Kekaguman saya masih belum berhenti, saya
masih ingat betapa Hatta sangat menepati waktu. Hatta adalah sosok yang tak
pernah luput akan waktu. Singkat cerita, dahulu pernah ada tamu kedutaan datang
ke kediaman Hatta lewat dari setengah jam. Jangankan menerima masuk, Hatta
meminta Pak Wangsa, sang sekretaris, untuk menyuruh si tamu pulang. Hatta memang
tak peduli, seberapa orang penting dia. Sekalipun telat, ya telat. Sungguh jauh berbeda dengan kondisi masyarakat saat ini,
tak ayal jam karet menjadi hal biasa baik dalam rapat dinas maupun pertemuan formal
lainnya. Dari sudut yang berbeda, Hatta sangat menjaga rahasia kebijakan negara
bahkan dari keluarganya sendiri. Rahmi, sang istri, bahkan tak tahu jika telah
terjadi sannering, dan membuatnya tak
bisa membeli mesin jahit. Di sisi lain, Hatta
turut melekatkan kejujuran dan kemurahhatian jiwa orang Indonesia di mata
bangsa asing. Ini ia buktikan kala memesan sebuah jas di Hamburg. Awalnya Hatta
menolak membeli, namun karena iba pada sang penjual, ia memutuskan mengambil
sebuah jas biru. Sesuai perjanjian ia membayar beberapa bulan kemudian. Kurs Jerman
kala itu merosot tajam, hingga harga jas melorot 90%. Namun, Hatta tetap
membayar sesuai harga awal. Seminggu kemudian, sang penjual mengirimi Hatta
surat. Ia menyanjung kebaikan dan kemurahhatian Bangsa Indonesia. Jauh sebelum
menteri pendidikan mengumandangkan pentingnya kepribadian bangsa, Hatta terbukti
telah menorehkan keluhuran hati Indonesia, yang dirasakan oleh bangsa lain.
Terakhir
sebelum saya menutup tulisan ini, saya ingin sedikit mengulik perjalanan
persahabatan Hatta dengan beberapa rekannya. Terkhusus Sjahrir dan Soekarno. Sjahrir,
si bung kecil itu, telah menjadi bagian dari perjalanan Hatta. Pada akhirnya,
kemerdekaanlah yang memisahkan mereka. Sjahrir terbuang. Hatta bahkan dipertemukan
dengan Sjahrir yang telah tertidur tenang, di sebuah makam, tempat segala jasad
kembali kepada bumi. Duka mendalam. Sejatinya, Hatta sadar Sjahrir korban
Soekarno. Namun, surat-surat pembelaanya pada Soekarno tetap tak digubris. Sampai
suatu ketika, Soekarno terkulai tak berdaya, termakan demokrasi terpimpinya
sendiri. Hatta tak bisa mengingkari, ada sejarah luka yang digores Soekarno
padanya. Namun, kenangan perjuangan lagi-lagi meuluruhkan segalanya. Hatta iba.

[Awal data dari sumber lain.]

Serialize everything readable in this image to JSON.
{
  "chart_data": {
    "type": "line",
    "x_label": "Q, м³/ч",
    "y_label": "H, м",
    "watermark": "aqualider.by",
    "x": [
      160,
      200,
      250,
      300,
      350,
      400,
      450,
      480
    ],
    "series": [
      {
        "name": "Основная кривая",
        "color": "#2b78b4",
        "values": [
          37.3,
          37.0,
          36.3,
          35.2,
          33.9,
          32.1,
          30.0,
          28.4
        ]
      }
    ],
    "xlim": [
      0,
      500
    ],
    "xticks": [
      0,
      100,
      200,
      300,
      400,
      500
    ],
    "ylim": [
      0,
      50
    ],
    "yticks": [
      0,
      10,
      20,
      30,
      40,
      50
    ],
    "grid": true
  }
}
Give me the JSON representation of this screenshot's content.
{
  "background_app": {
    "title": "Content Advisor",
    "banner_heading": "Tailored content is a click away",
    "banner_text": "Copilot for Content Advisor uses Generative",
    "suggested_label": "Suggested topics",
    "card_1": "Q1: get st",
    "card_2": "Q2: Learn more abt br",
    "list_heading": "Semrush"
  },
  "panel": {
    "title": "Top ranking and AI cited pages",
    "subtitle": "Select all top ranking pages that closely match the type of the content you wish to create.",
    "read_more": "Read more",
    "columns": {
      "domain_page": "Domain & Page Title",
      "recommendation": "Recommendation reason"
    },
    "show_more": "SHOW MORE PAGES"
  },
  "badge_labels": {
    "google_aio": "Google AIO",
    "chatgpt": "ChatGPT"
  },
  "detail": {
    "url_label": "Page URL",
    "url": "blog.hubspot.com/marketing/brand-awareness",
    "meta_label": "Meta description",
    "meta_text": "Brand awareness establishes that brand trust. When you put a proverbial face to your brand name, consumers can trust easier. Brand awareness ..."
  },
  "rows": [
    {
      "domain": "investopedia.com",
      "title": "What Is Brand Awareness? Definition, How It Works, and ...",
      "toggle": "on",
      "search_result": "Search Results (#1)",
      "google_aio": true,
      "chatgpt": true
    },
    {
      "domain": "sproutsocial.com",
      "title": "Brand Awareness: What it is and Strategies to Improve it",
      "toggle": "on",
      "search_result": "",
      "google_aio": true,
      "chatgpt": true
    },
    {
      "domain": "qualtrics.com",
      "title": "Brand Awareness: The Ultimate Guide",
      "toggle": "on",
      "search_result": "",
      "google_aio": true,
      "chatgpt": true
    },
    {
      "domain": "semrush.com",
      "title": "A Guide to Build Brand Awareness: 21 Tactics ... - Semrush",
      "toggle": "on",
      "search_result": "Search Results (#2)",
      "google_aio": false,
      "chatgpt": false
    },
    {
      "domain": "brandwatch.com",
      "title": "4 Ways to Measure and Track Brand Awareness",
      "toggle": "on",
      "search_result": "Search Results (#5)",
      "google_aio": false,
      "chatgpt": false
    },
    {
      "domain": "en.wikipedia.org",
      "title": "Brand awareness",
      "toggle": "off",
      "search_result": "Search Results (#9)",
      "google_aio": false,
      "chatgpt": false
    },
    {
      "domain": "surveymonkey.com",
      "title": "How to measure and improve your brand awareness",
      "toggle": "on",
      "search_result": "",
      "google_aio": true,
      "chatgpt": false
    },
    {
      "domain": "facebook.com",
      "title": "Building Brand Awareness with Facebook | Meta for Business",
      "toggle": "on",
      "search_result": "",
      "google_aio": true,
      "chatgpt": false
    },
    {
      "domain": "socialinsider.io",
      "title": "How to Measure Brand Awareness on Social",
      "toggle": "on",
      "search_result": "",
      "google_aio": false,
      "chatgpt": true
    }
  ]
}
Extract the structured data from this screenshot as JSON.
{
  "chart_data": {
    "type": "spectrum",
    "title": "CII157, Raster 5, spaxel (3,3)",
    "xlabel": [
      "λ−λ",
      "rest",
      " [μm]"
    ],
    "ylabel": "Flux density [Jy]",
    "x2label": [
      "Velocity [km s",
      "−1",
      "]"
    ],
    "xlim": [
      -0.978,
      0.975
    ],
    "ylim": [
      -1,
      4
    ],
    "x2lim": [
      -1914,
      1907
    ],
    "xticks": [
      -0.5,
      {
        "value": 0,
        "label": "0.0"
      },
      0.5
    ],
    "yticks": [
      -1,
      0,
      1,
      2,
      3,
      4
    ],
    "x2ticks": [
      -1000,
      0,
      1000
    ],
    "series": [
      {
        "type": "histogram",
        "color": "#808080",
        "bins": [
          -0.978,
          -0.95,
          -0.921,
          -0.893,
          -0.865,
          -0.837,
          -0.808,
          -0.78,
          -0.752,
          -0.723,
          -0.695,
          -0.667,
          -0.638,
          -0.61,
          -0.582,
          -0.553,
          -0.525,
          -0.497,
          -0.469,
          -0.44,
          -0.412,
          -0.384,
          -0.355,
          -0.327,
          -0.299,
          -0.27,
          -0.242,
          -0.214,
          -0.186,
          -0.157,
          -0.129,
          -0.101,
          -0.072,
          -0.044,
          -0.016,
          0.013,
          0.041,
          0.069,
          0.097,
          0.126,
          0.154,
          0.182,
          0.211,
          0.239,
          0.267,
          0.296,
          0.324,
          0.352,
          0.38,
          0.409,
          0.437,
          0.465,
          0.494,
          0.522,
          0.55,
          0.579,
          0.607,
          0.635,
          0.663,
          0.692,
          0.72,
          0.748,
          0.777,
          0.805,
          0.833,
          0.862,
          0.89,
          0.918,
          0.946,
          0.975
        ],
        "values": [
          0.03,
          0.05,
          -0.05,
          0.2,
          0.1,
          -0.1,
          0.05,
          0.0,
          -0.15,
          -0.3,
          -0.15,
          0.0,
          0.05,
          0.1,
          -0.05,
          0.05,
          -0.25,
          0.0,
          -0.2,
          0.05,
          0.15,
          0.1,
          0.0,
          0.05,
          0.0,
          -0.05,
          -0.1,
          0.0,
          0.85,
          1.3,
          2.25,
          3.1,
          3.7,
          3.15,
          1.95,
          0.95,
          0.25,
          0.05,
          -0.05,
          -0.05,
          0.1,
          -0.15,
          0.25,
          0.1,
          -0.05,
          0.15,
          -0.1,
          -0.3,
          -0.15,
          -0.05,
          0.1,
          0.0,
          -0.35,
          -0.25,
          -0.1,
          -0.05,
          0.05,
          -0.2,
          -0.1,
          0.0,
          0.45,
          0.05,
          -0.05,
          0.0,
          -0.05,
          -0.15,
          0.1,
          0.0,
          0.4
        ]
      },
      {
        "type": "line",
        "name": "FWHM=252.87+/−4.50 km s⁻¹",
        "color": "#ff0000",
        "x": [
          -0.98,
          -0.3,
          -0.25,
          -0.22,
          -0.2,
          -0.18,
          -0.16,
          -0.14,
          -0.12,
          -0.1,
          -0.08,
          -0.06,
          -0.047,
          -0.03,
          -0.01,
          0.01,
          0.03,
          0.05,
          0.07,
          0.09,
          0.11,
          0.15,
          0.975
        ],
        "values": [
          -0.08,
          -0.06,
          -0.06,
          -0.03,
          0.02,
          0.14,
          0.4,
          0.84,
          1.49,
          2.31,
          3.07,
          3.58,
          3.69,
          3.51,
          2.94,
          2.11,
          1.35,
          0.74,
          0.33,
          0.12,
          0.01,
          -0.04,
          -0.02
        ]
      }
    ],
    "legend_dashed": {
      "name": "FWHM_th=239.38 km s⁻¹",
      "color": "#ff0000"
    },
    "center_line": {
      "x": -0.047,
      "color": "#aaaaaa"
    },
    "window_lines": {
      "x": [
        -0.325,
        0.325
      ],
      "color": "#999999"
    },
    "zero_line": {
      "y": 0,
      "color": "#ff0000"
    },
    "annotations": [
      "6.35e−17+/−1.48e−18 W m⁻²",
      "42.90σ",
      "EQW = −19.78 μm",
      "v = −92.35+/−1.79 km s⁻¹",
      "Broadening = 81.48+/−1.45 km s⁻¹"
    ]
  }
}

Soekarno tetap sahabat Hatta.
Bagi
saya, keteguhan karakter Hatta merupakan kekuatan tersendiri bagi Bangsa ini. Tak
perlu jauh-jauh menengok sosok asing, melihat Hatta saja sudah cukup bagi kita
untuk berbenah diri. Kini saya paham, mengapa nama Bung Hatta menjadi nama
untuk penghargaan antikorupsi di Indonesia. Semua berharap siapapun yang meraihnya, berkarakter layaknya
sosok Hatta. Saya masih ingat ketika Jokowi mendapat penghargaan tersebut
beberapa tahun silam. Kini, justru partai pendukungnya mengusung pembubaran
KPK. Kalau pun draft RUU KPK yang mematikan ditekennya, saya mempertanyakan
seberapa kuat karakter Jokowi. Mungkin, penghargaan Bung Hatta Anticorruption
Awardnya perlu dicabut jika itu benar terjadi. Sejujurnya, Saya masih optimis
ada Hatta-Hatta lain di Indonesia. sosok-sosok yang berkarakter teguh dan
menjadi cerminan elegansi kepribadian bangsa Indonesia. Pertanyaanya, kini mampukah
kita generasi muda menjadi Hatta di masa depan? Coba pejamkan mata dan resapi.